No me gustan las estaciones de trenes,
siempre me han parecido sucias, malolientes y repletas de gentes extrañas que
parecen vagar sin rumbo, eternamente perdidas. Si existe un lugar que representa mejor las penurias, el caos y la
debilidad humana, es - sin dudarlo - la estación de Atocha.
Son las siete menos cuarto de la mañana. Es
lunes y estoy a punto de partir rumbo a Zaragoza por cuestiones profesionales.
Me llamo Diego Alquezar Soto, tengo treinta y nueve años y soy licenciado en
Derecho y Psicología por la facultad Pontificia de Madrid. Estoy especializado
en ahorrar mucho dinero a mis clientes mediante la resolución de sus conflictos
con terceros o con sus propios empleados. Gano más de medio millón de euros al
año, tengo una bella esposa, dos hijas y siempre me había sentido un tipo
afortunado. Uno de esos tipos a los que la vida les sonríe y que no tienen sino
que alargar la mano para obtener lo que desean. Me sentía a gusto conmigo mismo
y con mi traje gris marengo hecho a medida, con mis zapatos de piel fabricados
artesanalmente, con mi camisa azul cosida a mano, con mi corbata granate de
seda y con mi Rolex de oro. No me sentía
feliz sólo por el valor material de todas aquellas cosas, lo que verdaderamente
me ponía era sentirme como un ganador.
Me acomodé en mi butaca después de echar un
vistazo a través del cristal del vagón. A pesar de las reformas, de las
lanzaderas y de las innovaciones, aquella estación, sigue siendo un espacio
mugriento y rancio.
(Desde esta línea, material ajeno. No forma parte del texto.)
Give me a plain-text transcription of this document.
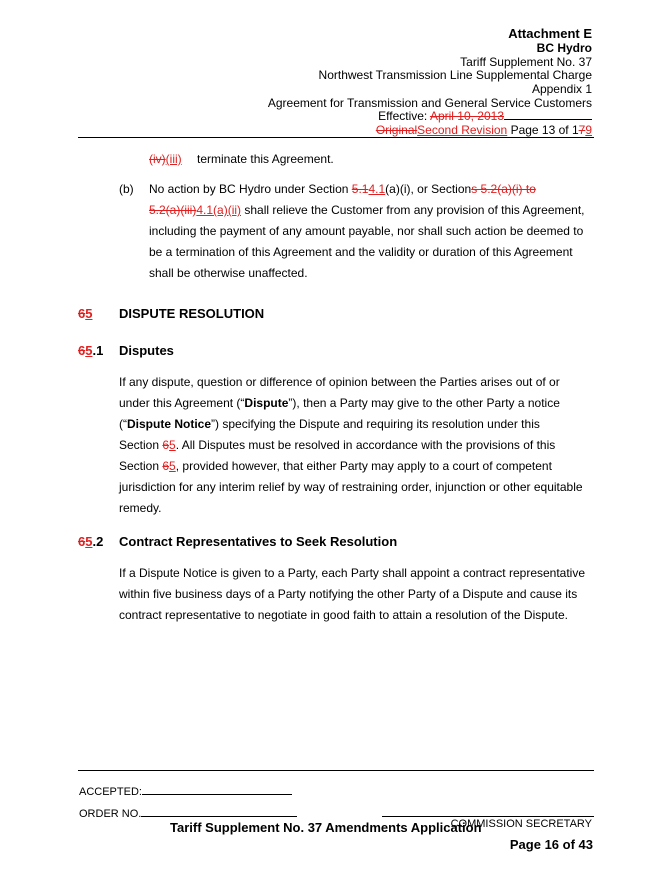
Attachment E
BC Hydro
Tariff Supplement No. 37
Northwest Transmission Line Supplemental Charge
Appendix 1
Agreement for Transmission and General Service Customers
Effective: April 10, 2013
OriginalSecond Revision Page 13 of 179
(iv)(iii) terminate this Agreement.
(b) No action by BC Hydro under Section 5.14.1(a)(i), or Sections 5.2(a)(i) to
5.2(a)(iii)4.1(a)(ii) shall relieve the Customer from any provision of this Agreement,
including the payment of any amount payable, nor shall such action be deemed to
be a termination of this Agreement and the validity or duration of this Agreement
shall be otherwise unaffected.
65 DISPUTE RESOLUTION
65.1 Disputes
If any dispute, question or difference of opinion between the Parties arises out of or
under this Agreement (“Dispute”), then a Party may give to the other Party a notice
(“Dispute Notice”) specifying the Dispute and requiring its resolution under this
Section 65. All Disputes must be resolved in accordance with the provisions of this
Section 65, provided however, that either Party may apply to a court of competent
jurisdiction for any interim relief by way of restraining order, injunction or other equitable
remedy.
65.2 Contract Representatives to Seek Resolution
If a Dispute Notice is given to a Party, each Party shall appoint a contract representative
within five business days of a Party notifying the other Party of a Dispute and cause its
contract representative to negotiate in good faith to attain a resolution of the Dispute.
ACCEPTED:
ORDER NO.
COMMISSION SECRETARY
Tariff Supplement No. 37 Amendments Application
Page 16 of 43
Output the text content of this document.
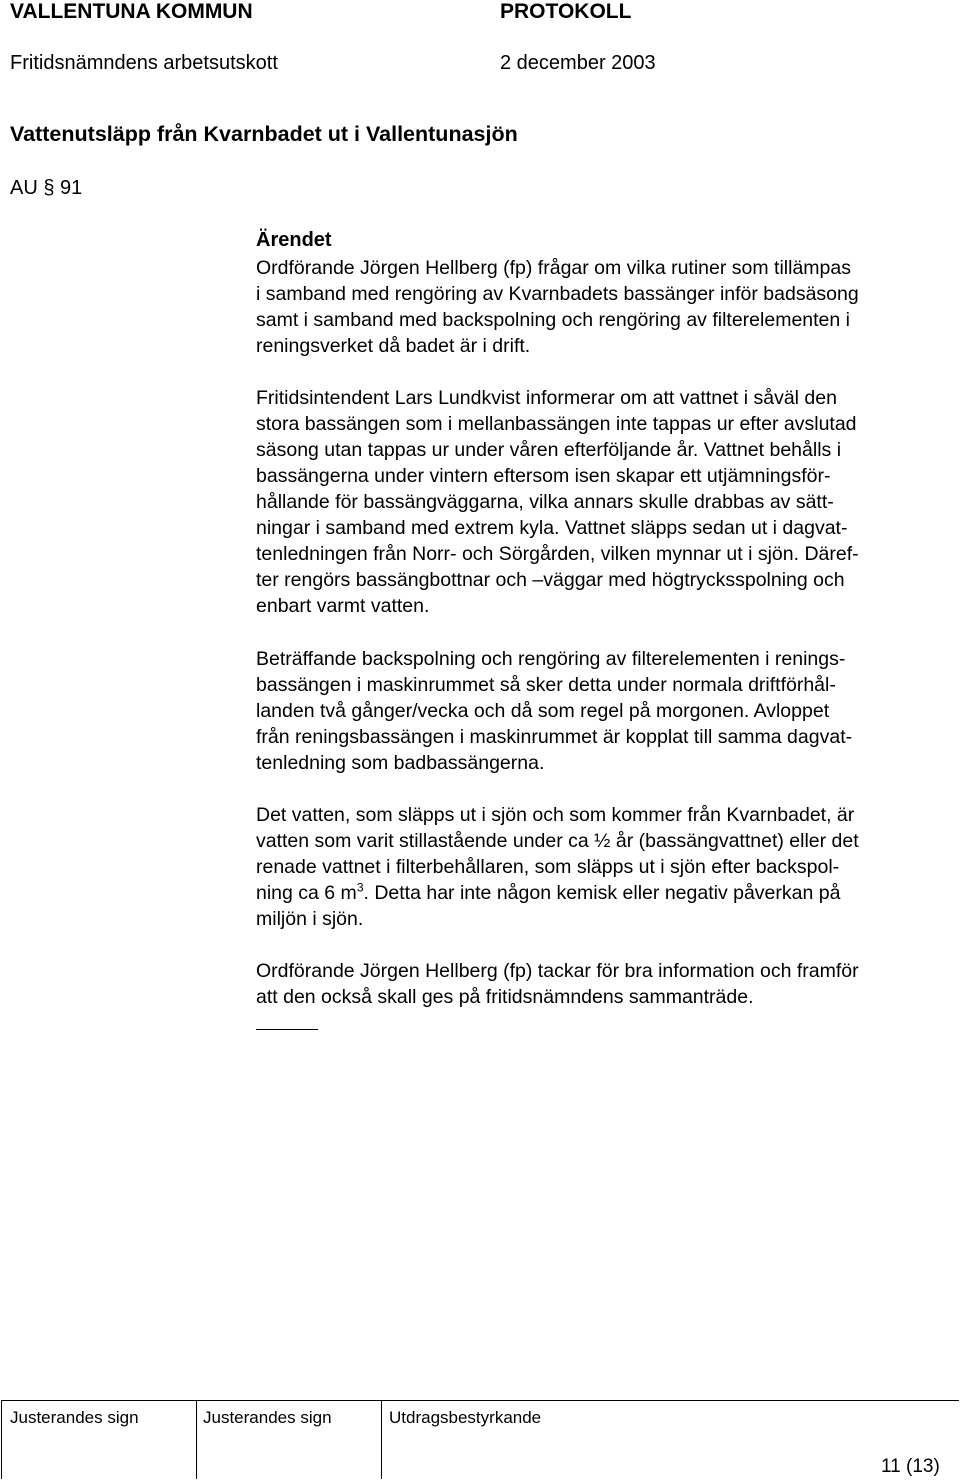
VALLENTUNA KOMMUN	PROTOKOLL
Fritidsnämndens arbetsutskott	2 december 2003
Vattenutsläpp från Kvarnbadet ut i Vallentunasjön
AU § 91
Ärendet
Ordförande Jörgen Hellberg (fp) frågar om vilka rutiner som tillämpas
i samband med rengöring av Kvarnbadets bassänger inför badsäsong
samt i samband med backspolning och rengöring av filterelementen i
reningsverket då badet är i drift.
Fritidsintendent Lars Lundkvist informerar om att vattnet i såväl den
stora bassängen som i mellanbassängen inte tappas ur efter avslutad
säsong utan tappas ur under våren efterföljande år. Vattnet behålls i
bassängerna under vintern eftersom isen skapar ett utjämningsför-
hållande för bassängväggarna, vilka annars skulle drabbas av sätt-
ningar i samband med extrem kyla. Vattnet släpps sedan ut i dagvat-
tenledningen från Norr- och Sörgården, vilken mynnar ut i sjön. Däref-
ter rengörs bassängbottnar och –väggar med högtrycksspolning och
enbart varmt vatten.
Beträffande backspolning och rengöring av filterelementen i renings-
bassängen i maskinrummet så sker detta under normala driftförhål-
landen två gånger/vecka och då som regel på morgonen. Avloppet
från reningsbassängen i maskinrummet är kopplat till samma dagvat-
tenledning som badbassängerna.
Det vatten, som släpps ut i sjön och som kommer från Kvarnbadet, är
vatten som varit stillastående under ca ½ år (bassängvattnet) eller det
renade vattnet i filterbehållaren, som släpps ut i sjön efter backspol-
ning ca 6 $m^3$. Detta har inte någon kemisk eller negativ påverkan på
miljön i sjön.
Ordförande Jörgen Hellberg (fp) tackar för bra information och framför
att den också skall ges på fritidsnämndens sammanträde.
Justerandes sign	Justerandes sign	Utdragsbestyrkande
11 (13)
Un peaje a pagar para poder viajar de la forma más cómoda y
rápida posible a la capital aragonesa.
Por ello, aunque todavía faltaban más de quince minutos para la salida
del tren, preferí esperar cómodamente instalado en mi vagón de “Clase Club”. No
tardó una amable azafata en agasajarme con una sonrisa y en ofrecerme un café,
un zumo y una copa de champán. Estaba solo en el compartimento. Dispuse mi
ordenador portátil y me conecte a través de la señal inalámbrica habilitada en
el propio vagón. Respiré profundamente y
me relajé mientras apuraba el café y leía mi correo electrónico. Eché un
vistazo a la azafata. No estaba mal. Era una joven con buenas curvas, una corta
melena morena recogida bajo el tocado reglamentario, rebosante de hormonas y,
sin duda, en busca de un macho con el que montar un nido y criar su prole. Se
me antojo una presa demasiado fácil y carente de interés, acostumbrado a
degustar platos más suculentos como estaba. Ahora que rondaba los cuarenta, se
me había pasado la época en la que me estimulaba cualquier cosa con una falda,
con una melena y con un rostro agradable. Supongo que tener el plato fuerte en
mi propia casa, me obligaba a un picoteo más selecto. Una buena comida, sólo
puede complementarse con algún postre suculento y excepcional, reflexioné.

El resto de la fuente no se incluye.